There is a casting line that runs along the crankshaft throw about where I would guess the dot to be, but that would not put the #1 cylinder at TDC when lined up with the cam.

Anyone else been here? I don't know if I'm supposed to use the line, or if the dot got somehow smeared off by the rub on the housing.'
I have the Service Manual, and it is a piece of crap. It doesn't show anything.
"Install Camshaft
1. Liberally apply camshaft lubricant to each cam lobe.
Lubricate camshaft bearing surfaces of crankcase
and camshaft with engine oil.
2. Position timing mark of crankshaft gear at 12 o’clock
position."


----------



## Basementgeek (Feb 7, 2005)

Hi and welcome to TSF

Best I can see (read) you need both timing marks.

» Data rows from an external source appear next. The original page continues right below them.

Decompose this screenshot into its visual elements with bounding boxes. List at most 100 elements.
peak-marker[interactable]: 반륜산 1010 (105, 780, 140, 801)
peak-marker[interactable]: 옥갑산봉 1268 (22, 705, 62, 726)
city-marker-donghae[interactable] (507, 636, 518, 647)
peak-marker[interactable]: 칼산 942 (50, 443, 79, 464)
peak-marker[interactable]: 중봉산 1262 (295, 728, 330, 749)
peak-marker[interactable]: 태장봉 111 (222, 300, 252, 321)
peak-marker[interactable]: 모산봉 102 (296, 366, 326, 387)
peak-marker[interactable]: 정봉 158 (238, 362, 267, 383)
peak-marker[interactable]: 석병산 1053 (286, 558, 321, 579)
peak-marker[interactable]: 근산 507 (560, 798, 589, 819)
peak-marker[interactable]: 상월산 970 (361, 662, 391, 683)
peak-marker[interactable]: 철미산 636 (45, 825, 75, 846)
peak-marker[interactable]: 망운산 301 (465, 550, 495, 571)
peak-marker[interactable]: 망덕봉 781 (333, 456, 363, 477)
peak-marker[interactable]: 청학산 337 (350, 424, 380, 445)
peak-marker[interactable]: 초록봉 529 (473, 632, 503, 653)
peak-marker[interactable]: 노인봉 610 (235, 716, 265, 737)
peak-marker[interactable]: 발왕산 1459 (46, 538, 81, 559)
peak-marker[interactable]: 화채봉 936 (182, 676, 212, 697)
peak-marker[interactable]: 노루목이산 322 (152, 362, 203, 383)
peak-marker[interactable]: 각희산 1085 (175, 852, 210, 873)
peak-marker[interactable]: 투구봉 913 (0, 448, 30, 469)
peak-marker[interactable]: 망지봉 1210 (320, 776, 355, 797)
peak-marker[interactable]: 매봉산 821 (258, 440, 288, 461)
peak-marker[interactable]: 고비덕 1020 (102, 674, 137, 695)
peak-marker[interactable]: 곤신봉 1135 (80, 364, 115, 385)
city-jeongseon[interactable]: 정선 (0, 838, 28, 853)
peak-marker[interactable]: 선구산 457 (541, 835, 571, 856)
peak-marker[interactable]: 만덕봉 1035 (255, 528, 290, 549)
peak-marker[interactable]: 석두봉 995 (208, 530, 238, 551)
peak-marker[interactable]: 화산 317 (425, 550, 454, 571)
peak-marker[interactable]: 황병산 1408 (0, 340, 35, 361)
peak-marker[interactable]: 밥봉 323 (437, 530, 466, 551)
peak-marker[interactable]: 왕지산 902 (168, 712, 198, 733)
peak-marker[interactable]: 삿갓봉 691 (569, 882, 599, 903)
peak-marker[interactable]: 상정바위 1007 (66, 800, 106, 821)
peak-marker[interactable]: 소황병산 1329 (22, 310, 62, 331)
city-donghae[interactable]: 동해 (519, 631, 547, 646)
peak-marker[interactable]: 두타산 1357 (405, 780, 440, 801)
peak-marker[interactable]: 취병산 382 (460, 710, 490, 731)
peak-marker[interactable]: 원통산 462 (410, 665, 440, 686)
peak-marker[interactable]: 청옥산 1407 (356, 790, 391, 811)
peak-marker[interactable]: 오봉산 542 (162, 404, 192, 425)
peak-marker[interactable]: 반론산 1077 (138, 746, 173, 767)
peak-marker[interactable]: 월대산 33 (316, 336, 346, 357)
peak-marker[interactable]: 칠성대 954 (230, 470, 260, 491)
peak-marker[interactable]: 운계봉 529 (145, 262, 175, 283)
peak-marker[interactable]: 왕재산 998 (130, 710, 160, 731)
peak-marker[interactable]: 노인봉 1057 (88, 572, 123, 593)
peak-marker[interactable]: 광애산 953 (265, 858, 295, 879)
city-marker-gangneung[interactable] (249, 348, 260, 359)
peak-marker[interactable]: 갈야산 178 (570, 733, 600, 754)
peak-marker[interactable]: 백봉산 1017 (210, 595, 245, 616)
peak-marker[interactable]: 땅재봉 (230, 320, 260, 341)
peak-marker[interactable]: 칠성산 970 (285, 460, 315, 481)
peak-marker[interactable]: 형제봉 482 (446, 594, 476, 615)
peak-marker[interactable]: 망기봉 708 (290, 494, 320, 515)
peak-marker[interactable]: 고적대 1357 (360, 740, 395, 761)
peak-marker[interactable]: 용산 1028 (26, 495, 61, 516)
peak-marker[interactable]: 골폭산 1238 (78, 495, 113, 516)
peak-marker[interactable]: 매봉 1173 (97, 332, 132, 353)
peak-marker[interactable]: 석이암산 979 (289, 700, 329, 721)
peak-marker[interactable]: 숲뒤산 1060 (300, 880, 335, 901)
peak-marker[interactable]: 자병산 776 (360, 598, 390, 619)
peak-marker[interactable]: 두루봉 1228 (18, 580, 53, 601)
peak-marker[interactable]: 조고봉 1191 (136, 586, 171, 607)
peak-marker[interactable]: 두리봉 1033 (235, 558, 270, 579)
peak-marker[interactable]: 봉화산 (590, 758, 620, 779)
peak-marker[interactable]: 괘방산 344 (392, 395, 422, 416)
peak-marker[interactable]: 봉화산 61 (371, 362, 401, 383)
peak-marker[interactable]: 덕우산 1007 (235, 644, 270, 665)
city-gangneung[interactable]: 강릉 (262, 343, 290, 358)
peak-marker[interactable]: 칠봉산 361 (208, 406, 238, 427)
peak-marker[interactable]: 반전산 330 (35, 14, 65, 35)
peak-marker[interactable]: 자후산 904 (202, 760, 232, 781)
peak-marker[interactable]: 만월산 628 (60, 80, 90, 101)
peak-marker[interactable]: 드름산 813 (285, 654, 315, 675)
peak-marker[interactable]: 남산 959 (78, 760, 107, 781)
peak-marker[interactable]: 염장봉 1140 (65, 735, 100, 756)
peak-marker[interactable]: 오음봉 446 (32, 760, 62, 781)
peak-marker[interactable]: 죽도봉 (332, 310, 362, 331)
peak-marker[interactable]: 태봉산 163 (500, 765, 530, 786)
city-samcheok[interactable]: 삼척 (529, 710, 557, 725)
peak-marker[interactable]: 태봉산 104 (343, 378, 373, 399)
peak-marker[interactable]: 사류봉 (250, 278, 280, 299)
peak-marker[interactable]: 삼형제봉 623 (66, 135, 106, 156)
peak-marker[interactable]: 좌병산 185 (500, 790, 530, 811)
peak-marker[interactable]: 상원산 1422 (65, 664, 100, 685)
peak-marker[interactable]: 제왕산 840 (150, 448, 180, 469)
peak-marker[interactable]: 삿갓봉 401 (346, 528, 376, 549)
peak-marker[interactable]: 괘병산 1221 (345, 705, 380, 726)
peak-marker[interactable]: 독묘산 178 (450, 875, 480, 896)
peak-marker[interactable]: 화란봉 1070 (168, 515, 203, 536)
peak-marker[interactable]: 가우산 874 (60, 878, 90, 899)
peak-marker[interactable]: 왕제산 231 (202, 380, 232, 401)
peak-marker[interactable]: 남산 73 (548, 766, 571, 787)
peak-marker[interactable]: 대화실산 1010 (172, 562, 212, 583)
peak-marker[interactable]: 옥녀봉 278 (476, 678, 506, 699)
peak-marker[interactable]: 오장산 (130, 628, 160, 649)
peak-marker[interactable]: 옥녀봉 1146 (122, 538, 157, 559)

Maybe find a good used crank some place or even an engine out of salvage 
yard.

BG


----------



## jonshep514 (Dec 16, 2012)

No one ever answered _dakotabluesky's_ question about the timing mark on his cv730 crank. I have (had) the exact same problem and could not see the timing mark due to excessive wear on the crank gear. The crank was annealed to the lower case due to heat and a low oil condition. I found an Online Study Guide at kohlerengines.com that has a picture of the crank aligned with the cam. I counted the number of teeth on the gear between each side of the crank balance to determine where the timing mark should be. After some serious rubbing the small square timing mark became visible with a magnifying glass. I marked it with a punch so an old fellow can see it.

The rod journals are straight down and the counter weights are up, so the pistons are both near bottom when the marks align. Photo should be attached.


----------